Gounardes disappointed with Cuomo Rx veto
State Sen. Andrew Gounardes expressed concern in the wake of Gov. Andrew Cuomo’s veto of a bill passed by the state legislature to provide additional oversight of pharmacy managers.
“I am disappointed and angry on behalf of our local pharmacies here in southern Brooklyn that the governor has vetoed a bill to bring oversight to pharmacy benefit managers in New York State. By vetoing this bill, he is putting big business over regular people struggling to pay for their healthcare,” said Gounardes, a Democrat whose district includes Bay Ridge and several other neighborhoods in Southwest Brooklyn.

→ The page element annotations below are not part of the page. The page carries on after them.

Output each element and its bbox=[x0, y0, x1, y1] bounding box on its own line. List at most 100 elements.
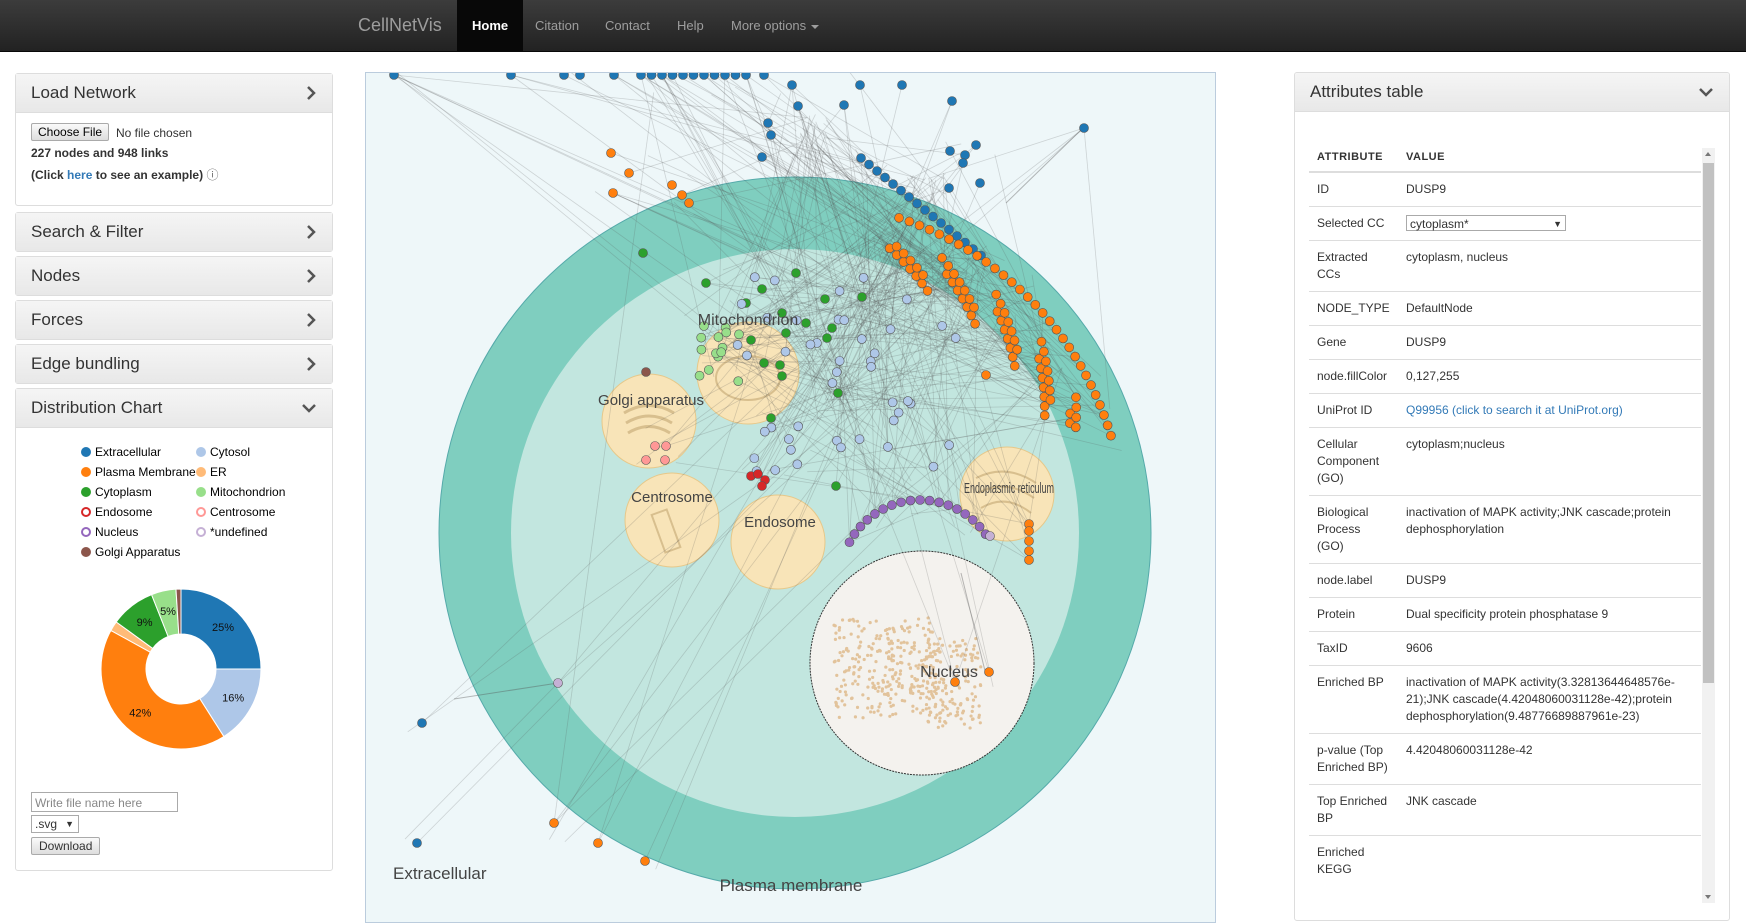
network-node[interactable] bbox=[684, 198, 694, 208]
network-node[interactable] bbox=[936, 218, 946, 228]
network-node[interactable] bbox=[922, 286, 933, 296]
network-node[interactable] bbox=[775, 360, 785, 370]
network-node[interactable] bbox=[964, 294, 975, 304]
network-node[interactable] bbox=[1036, 336, 1047, 347]
network-node[interactable] bbox=[640, 856, 650, 866]
network-node[interactable] bbox=[1024, 555, 1034, 565]
network-node[interactable] bbox=[793, 421, 803, 432]
network-node[interactable] bbox=[855, 521, 866, 532]
network-node[interactable] bbox=[905, 255, 916, 266]
network-node[interactable] bbox=[958, 158, 968, 168]
network-node[interactable] bbox=[1070, 422, 1081, 433]
network-node[interactable] bbox=[990, 263, 1000, 274]
network-node[interactable] bbox=[954, 277, 965, 287]
network-node[interactable] bbox=[606, 148, 616, 158]
network-node[interactable] bbox=[1039, 410, 1050, 421]
network-node[interactable] bbox=[1071, 412, 1081, 423]
network-node[interactable] bbox=[949, 269, 959, 279]
network-node[interactable] bbox=[943, 261, 954, 271]
file-name-input[interactable]: Write file name here bbox=[31, 792, 178, 812]
network-node[interactable] bbox=[793, 101, 803, 111]
network-node[interactable] bbox=[1024, 546, 1034, 556]
network-node[interactable] bbox=[641, 455, 651, 465]
network-node[interactable] bbox=[784, 434, 794, 444]
scroll-up-icon[interactable] bbox=[1705, 152, 1711, 156]
network-node[interactable] bbox=[781, 328, 791, 338]
network-node[interactable] bbox=[696, 332, 706, 343]
network-node[interactable] bbox=[766, 413, 776, 423]
network-node[interactable] bbox=[1079, 123, 1089, 133]
network-node[interactable] bbox=[887, 500, 897, 510]
network-node[interactable] bbox=[1075, 361, 1086, 371]
network-node[interactable] bbox=[836, 442, 846, 453]
load-network-header[interactable]: Load Network bbox=[16, 74, 332, 113]
network-node[interactable] bbox=[417, 718, 427, 728]
network-node[interactable] bbox=[721, 327, 732, 338]
format-select[interactable]: .svg ▼ bbox=[31, 815, 79, 833]
network-node[interactable] bbox=[389, 73, 399, 80]
network-node[interactable] bbox=[827, 378, 838, 388]
network-node[interactable] bbox=[1071, 402, 1082, 413]
network-node[interactable] bbox=[970, 319, 980, 329]
search-filter-panel[interactable]: Search & Filter bbox=[15, 212, 333, 252]
network-node[interactable] bbox=[650, 441, 660, 451]
network-node[interactable] bbox=[1045, 395, 1056, 405]
network-node[interactable] bbox=[888, 179, 898, 189]
network-node[interactable] bbox=[975, 178, 985, 188]
network-node[interactable] bbox=[766, 130, 776, 140]
network-node[interactable] bbox=[678, 73, 688, 80]
network-node[interactable] bbox=[759, 73, 769, 80]
network-node[interactable] bbox=[763, 118, 773, 128]
uniprot-link[interactable]: Q99956 (click to search it at UniProt.or… bbox=[1398, 393, 1701, 428]
network-node[interactable] bbox=[1039, 346, 1049, 357]
network-node[interactable] bbox=[1099, 410, 1109, 420]
network-node[interactable] bbox=[897, 80, 907, 90]
network-node[interactable] bbox=[883, 442, 893, 452]
network-node[interactable] bbox=[1095, 400, 1105, 410]
network-node[interactable] bbox=[1045, 385, 1055, 396]
network-node[interactable] bbox=[750, 272, 760, 283]
network-node[interactable] bbox=[741, 73, 751, 80]
network-node[interactable] bbox=[981, 370, 991, 380]
network-node[interactable] bbox=[928, 211, 938, 222]
network-node[interactable] bbox=[917, 278, 927, 289]
network-node[interactable] bbox=[1041, 356, 1051, 367]
brand-logo[interactable]: CellNetVis bbox=[358, 0, 442, 51]
network-node[interactable] bbox=[608, 188, 618, 198]
network-node[interactable] bbox=[844, 537, 855, 548]
network-node[interactable] bbox=[937, 253, 947, 263]
network-node[interactable] bbox=[746, 335, 756, 345]
attributes-header[interactable]: Attributes table bbox=[1295, 73, 1729, 112]
network-node[interactable] bbox=[641, 367, 651, 377]
network-node[interactable] bbox=[822, 333, 832, 343]
network-node[interactable] bbox=[688, 73, 699, 80]
network-node[interactable] bbox=[742, 350, 752, 361]
network-node[interactable] bbox=[872, 166, 882, 176]
network-node[interactable] bbox=[759, 426, 770, 437]
network-node[interactable] bbox=[660, 455, 670, 465]
network-node[interactable] bbox=[918, 270, 928, 280]
attributes-scrollbar[interactable] bbox=[1702, 148, 1715, 903]
network-node[interactable] bbox=[967, 515, 978, 525]
network-node[interactable] bbox=[786, 445, 796, 455]
network-node[interactable] bbox=[857, 292, 867, 302]
network-node[interactable] bbox=[701, 278, 711, 288]
network-node[interactable] bbox=[952, 504, 962, 514]
network-node[interactable] bbox=[914, 220, 925, 231]
network-node[interactable] bbox=[902, 294, 912, 305]
network-node[interactable] bbox=[757, 284, 767, 294]
network-node[interactable] bbox=[1044, 376, 1054, 386]
network-node[interactable] bbox=[1037, 308, 1048, 318]
network-node[interactable] bbox=[787, 80, 797, 90]
network-node[interactable] bbox=[757, 152, 767, 162]
edge-bundling-header[interactable]: Edge bundling bbox=[16, 345, 332, 383]
network-node[interactable] bbox=[593, 838, 603, 848]
network-node[interactable] bbox=[870, 509, 880, 519]
network-svg[interactable]: Mitochondrion Golgi apparatus Centrosome… bbox=[366, 73, 1215, 922]
network-node[interactable] bbox=[1102, 420, 1113, 431]
network-node[interactable] bbox=[960, 509, 971, 519]
network-node[interactable] bbox=[999, 308, 1010, 318]
network-node[interactable] bbox=[1044, 316, 1055, 326]
network-node[interactable] bbox=[880, 172, 890, 183]
network-node[interactable] bbox=[903, 396, 913, 406]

Gounardes vowed to work to pass the legislation again.
“It is vital for both our local mom-and-pop shops as well as New Yorkers that this industry have some measure of transparency and accountability, and I will fight to protect our local pharmacies next session,” he said.
Treyger takes part in Menorah lighting ceremony
Councilmember Mark Treyger spent part of the last night of Hanukkah at a Menorah lighting ceremony in Coney Island.
The ceremony, which took place at Chabad of Coney Island on Surf Avenue, had a particular poignancy, according to Treyger, who noted the recent series of shocking hate crimes against Jews.
“These recent heinous acts of hate must not shatter our collective spirit, divide our families and de-humanize our humanity. An attack on one is an attack on all,” said Treyger, a Democrat who represents Coney Island, Gravesend and parts of Bensonhurst.
“We must stand united, in solidarity, and with inclusive conviction that we will not tolerate hate against any member of our community. The story of Hanukkah is a story of resilience and strength against all odds. We are one. We will overcome,” Treyger said.